Hard to imagine Abbott not spending his Friday nights warming up a crowd by asking people in the bleachers what town they came from or giving a shout out to some group in from Winnipeg or Dartmouth. He and the others traveled all across Canada (especially in the radio days) putting on shows in rinks and stadiums. They know how to play to the regions, making sure there is something for Saskatchewan to laugh at in every show as well as Owen Sound and Montreal. Once they hang it up, it may be quite a while before anybody will ever care like that again.
When Saturday Night Live ends, and it will end someday (executive producer Lorne Michaels says it will be precisely when the costly show is no longer a profit centre for NBC, plain and simple), they just won’t make shows like this anymore. Nobody will know how. Not the performers, the directors, the writers, the costumers, the makeup people, the cable pullers, the carpenters, the crew. That’s a passing I understand–hell, they’re saying newspapers will be gone in 2-5 years–but I’ll mourn nevertheless. You need to see the joy in making a TV show to remind you why you fell in love with the medium in the first place.
The good news is you still have time to catch and celebrate that joy 12 more times, starting tonight.

3 Comments

  1. Beautifully written.

    I wonder why we eat our own. I recall about 12 years ago on CFRB the host’s topic, “What comedy do you watch on the box…call us right now…”
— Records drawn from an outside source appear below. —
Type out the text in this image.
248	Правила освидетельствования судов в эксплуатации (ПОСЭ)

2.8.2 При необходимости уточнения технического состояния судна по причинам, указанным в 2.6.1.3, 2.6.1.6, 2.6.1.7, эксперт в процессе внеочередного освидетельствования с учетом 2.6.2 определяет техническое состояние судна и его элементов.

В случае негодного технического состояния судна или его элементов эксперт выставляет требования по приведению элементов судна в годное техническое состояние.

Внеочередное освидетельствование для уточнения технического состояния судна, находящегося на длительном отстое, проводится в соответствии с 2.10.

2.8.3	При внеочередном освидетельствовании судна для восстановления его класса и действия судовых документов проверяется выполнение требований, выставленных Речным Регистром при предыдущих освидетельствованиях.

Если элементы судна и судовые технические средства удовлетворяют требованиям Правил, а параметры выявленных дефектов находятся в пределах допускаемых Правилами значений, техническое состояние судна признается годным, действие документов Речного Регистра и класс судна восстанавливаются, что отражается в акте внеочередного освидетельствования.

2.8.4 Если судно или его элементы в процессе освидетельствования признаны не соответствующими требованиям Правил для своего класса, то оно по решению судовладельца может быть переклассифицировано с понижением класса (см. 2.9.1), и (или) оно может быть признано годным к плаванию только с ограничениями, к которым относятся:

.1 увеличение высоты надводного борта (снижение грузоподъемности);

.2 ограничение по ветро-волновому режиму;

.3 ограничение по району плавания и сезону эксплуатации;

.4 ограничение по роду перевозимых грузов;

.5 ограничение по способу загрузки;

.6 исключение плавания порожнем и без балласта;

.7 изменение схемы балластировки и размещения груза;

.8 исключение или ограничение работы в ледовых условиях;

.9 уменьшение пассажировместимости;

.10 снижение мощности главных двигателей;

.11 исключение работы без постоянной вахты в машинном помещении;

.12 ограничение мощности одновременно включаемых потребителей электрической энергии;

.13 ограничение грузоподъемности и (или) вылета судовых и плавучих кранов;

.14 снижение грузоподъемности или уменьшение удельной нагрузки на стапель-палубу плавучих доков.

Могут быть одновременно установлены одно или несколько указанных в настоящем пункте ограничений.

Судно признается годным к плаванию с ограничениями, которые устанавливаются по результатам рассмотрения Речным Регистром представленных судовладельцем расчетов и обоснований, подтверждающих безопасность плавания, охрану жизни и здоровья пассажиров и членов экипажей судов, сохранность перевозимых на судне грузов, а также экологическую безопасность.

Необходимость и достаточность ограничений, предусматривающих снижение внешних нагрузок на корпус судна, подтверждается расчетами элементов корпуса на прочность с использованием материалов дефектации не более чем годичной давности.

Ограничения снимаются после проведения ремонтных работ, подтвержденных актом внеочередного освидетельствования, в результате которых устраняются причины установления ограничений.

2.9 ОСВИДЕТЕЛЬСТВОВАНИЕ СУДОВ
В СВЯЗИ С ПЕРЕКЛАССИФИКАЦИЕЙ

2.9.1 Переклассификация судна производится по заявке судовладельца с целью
    A chap calls in…says his favourite show is Air Farce. The host, in sneering tone wants to know why. Caller says the show is topical funny, and… Canadian. click. On to the next call…this one suggests a US program. Gets to elaborate on and on.

    Oh Canada.

  2. Air Farce has sucked for 15 years now. It’s about time someone pulled the plug.

  3. …agree, Brioux recites a lovely eulogy but really how many Canadians know or even care about this horrid Air Farce “show”?